To be honest, the screen is overkill. It would be much cheaper if they had not used windows internally (yuck) or had the big screen. A few simple buttons for pre-set jobs would have done. Also, I see no IPv6 address, which is odd, and annoying, and against our usual policy on purchasing equipment. I'll ask Canon about that :-)

I am, however, impressed with how simple it is to use. I am also impressed that it has a half decent OCR built in, embedding searchable text in the PDF it sends.

I am also impressed with some of the details, like the way it will de-skew an image, and crop cleanly, and skip blank pages, and so on. I can scan business cards, and cheques, and even plastic cards if I want. I can scan horrid thermal receipts. And it has no trouble with 30 page contracts. It pretty much "just works", which is all you can ask for really.

Initially I made our systems use the built in OCR (pdftotext is the command on linux to extract the text from the PDF). This was pretty good, but some tests showed that tesseract was actually better. The trick was to use pdfimages to extract the scans from the PDF and run through tesseract without any rescaling (which is what gs would have done, and I tried first). The resulting details, including OCR are stored in a mysql database and linked in to our accounts system which is what tracks documents we create. One annoying small detail was finding how many pages a PDF has, and eventually I used pdftk.

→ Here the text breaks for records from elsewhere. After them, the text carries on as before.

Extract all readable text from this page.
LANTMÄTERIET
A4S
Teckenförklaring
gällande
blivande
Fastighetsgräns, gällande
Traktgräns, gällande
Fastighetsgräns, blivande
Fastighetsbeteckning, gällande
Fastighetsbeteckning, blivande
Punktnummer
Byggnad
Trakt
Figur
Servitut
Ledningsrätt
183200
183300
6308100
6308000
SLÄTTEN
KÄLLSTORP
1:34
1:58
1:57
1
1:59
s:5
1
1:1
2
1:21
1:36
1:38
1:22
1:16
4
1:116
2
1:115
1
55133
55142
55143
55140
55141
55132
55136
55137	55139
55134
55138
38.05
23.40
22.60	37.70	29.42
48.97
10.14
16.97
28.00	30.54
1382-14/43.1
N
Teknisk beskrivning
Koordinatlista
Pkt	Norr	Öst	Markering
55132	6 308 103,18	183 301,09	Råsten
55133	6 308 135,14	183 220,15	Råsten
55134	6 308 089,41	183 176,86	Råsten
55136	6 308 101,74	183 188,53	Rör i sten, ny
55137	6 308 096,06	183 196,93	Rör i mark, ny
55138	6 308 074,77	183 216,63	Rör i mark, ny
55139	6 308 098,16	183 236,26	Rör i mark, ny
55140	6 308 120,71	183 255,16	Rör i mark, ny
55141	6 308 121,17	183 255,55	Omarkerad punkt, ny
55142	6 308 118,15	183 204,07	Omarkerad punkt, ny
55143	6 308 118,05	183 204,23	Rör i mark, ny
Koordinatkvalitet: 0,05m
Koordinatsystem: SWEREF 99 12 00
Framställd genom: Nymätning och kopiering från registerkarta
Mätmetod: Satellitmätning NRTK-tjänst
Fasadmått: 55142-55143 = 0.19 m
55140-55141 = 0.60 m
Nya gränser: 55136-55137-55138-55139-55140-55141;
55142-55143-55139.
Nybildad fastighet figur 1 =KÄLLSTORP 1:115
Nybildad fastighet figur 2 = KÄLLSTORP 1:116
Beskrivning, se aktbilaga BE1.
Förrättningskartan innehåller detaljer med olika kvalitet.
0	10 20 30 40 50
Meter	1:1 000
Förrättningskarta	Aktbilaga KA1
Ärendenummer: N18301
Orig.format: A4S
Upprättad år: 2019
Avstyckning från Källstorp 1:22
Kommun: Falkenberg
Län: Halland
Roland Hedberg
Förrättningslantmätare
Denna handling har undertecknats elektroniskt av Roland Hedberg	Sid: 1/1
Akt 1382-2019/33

I also allowed upload of PDFs in our back end systems so we don't have to print stuff, scan it, and shred it! However, for purchase invoices we have few enough that box files and paper copies make sense for the simple logistics of handling a VAT inspection. We should, however, be able to scan and shred lots of other paperwork we get.

The other nice touch that I added to our back end systems was using zbarimg to pick out any barcodes on documents and store that too. Can be useful. It will allow us to put stickers on documents that are keyed in, and use that to automatically tie in to the right record when later scanned, etc. We'll have to work out the details. I also tried dmtxlib to extract datamatrix barcodes, but that is unbearably slow and I may have to find something else or not bother. Shame as I like IEC16022 Datamatrix barcodes.

I am surprised they did not include any sort of digital signing and timestamp in the scanner. It would have been simple to do and provided a way to prove the scan was not later edited. I wonder if there is a web service to do that, and if not, we could make one - a simple API passed an SHA1 and returning a signature...

Anyway, all good fun...

Update: It does IPv6!


  1. Ah! Glad to see we're not the only victim of the Epson "Network" scanner that isn't.

    We too have got one of those, with the edimax jobbie and it is utterly unreliable. Unfortunately we've had it too long to do anything about it now (it was actually connected via USB to the main users PC for years).

  2. I did some research into this a while ago, the wikipedia article on it is a good resource . Apparently there's even an RFC, an ISO standard and an X. standard.

  3. Does it come with an insane 'safety guide' like the (otherwise excellent) fujitsu Scansnap?
    Highlights of that are:
    - not to scan while driving
    - to be careful handling documents lest you get paper cuts
    - to check the power cord - *once a month*

  4. We have here an Epson Aculaser CX11NF - an all in one Networked Colour Laser, Scanner, Copier & Fax. It only prints and scans Simplex, though (well, it does Manual Duplex printing but IMO that doesn't one wants to stand at a printer shifting paper as it comes out...)

    Despite it's shortcomings, it's actually not a terrible printer but it does have one awful problem; the scanner part, driven by a windows app, will not communicate with the scanner unless it's on the same subnet / broadcast domain.
    The printer part will, quite happily, as there's a route between the networks, but try and put the scanner on a different subnet from the PC you're trying to scan with, and it all breaks down. Bloody thing.